Targeted transfection of the IL-3 gene into primary human hematopoietic progenitor cells through the c-kit receptor
Chapel A, Poncet P, Neildez-Nguyen TM, Vetillard J, Brouard N, Goupy C, Chavanel G, Hirsch F, Thierry D,
Exp Hematol 1999 Feb;27(2):250-8
We recently showed that an antibody-mediated gene transfer procedure termed antifection can be used for targeted gene delivery into lymphoid cells in vitro and in vivo. We here report that antifection also is effective for targeted gene transfer to immature hematopoietic cells. A human IL3-expressing plasmid was chemically linked to an anti-human CD117 antibody. Delivery of the IL3 plasmid into IL-3-dependent myeloid TF-1 cells (bearing the CD117 antigen) was specific and resulted in the transient proliferation of the targeted cells in the absence of exogenous IL-3. Transfection of primary human CD34+ hematopoietic stem/progenitor cells led to transient production of IL-3 and transient proliferation of the target cells.
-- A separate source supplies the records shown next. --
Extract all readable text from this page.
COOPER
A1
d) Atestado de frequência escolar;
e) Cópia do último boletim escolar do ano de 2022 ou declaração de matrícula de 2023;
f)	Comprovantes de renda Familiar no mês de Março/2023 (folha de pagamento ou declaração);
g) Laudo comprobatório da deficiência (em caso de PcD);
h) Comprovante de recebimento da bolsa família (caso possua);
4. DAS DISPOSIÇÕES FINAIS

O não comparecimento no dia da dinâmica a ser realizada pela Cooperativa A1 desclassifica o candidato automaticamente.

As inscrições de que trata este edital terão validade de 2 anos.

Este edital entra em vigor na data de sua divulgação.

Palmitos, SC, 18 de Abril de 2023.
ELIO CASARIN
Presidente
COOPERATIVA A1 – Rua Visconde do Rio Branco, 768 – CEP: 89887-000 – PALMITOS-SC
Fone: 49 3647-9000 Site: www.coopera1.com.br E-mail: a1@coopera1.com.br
Interestingly, by using a semisolid progenitor cell assay, we found that transfected primary CD34+ cells were able to generate normal numbers of cell colonies in the absence of exogenous IL-3. Polymerase chain reaction analysis confirmed the presence and expression of the IL-3 transgene in the progenitor-derived colonies. In conclusion, our data show that CD117 is a suitable cell surface target to specifically transfer gene by antifection into primary CD34+ cells and that delivery of IL-3 gene in these cells resulted in the expression of a functional IL-3 able to support cell growth in absence of exogenous cytokine. Thus, antifection may provide new therapeutic modality relying on the transient production of appropriate growth factors acting via autocrine and/or paracrine mechanisms.